In 2014, Stephan Meyn wrote an article for
Wired
entitled, "The Cloud in 10 Years: Will It Be a Major Force, Same Visibility in the Next Decade?"
Nine years on, and he got one thing eerily right: cloud computing would lead to a huge expansion of remote working.
"Expect," he wrote, "fewer people sitting in offices, as cost pressures make large centralised offices less essential. Professionals whose core jobs require them to be out and about – visiting customers, working on jet engines, or transporting goods – will not be required to return to the office at the end of the day and may well not see the office for extended periods of time.
"This," he concludes, "is the future of cloud."
Now the future of cloud is here and forms of remote working are the norm. While this process was accelerated by the pandemic, it's safe to say that technology has been leading us this way for a while.
But what's the
new
future of the cloud? Many people agree that it's sure to involve AI.

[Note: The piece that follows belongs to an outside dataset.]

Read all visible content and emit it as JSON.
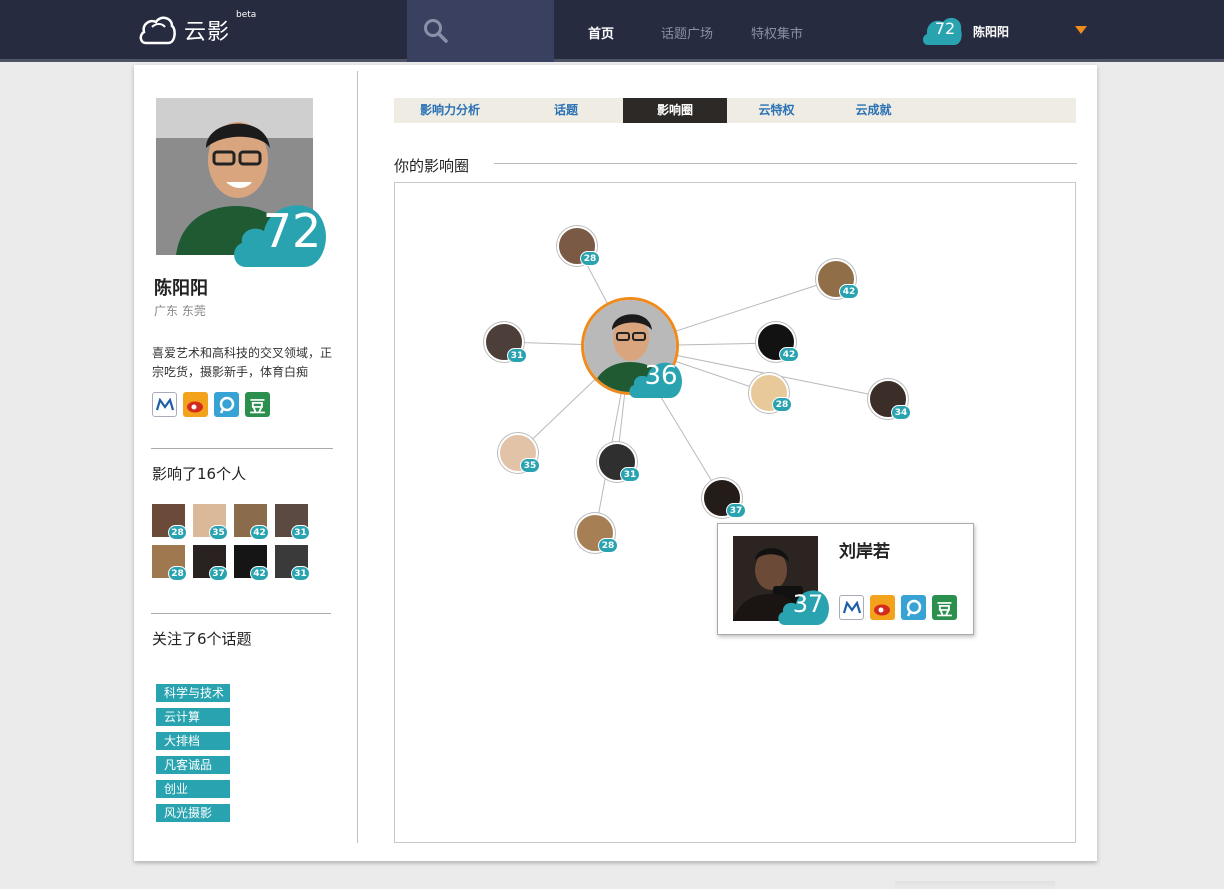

Artificial intelligence and cloud computing
AI is one of those scientific developments that hasn't only been predicted by scientists, but also by writers of imaginative fiction.
In 1964, for instance, sci-fi author Arthur C. Clarke
predicted
that "the most intelligent inhabitants" of the future "won't be men or monkeys" but machines.
He went on: "The present-day electronic brains are complete morons – but this will not be true in another generation. They will start to think and eventually they will completely out-think their makers."
To put that in perspective, a computer at the time – say the PDP-1 – had 9.2 kilobytes of memory. Today, a MacBook Pro will come with anywhere between 256 gigabytes and two terabytes of storage.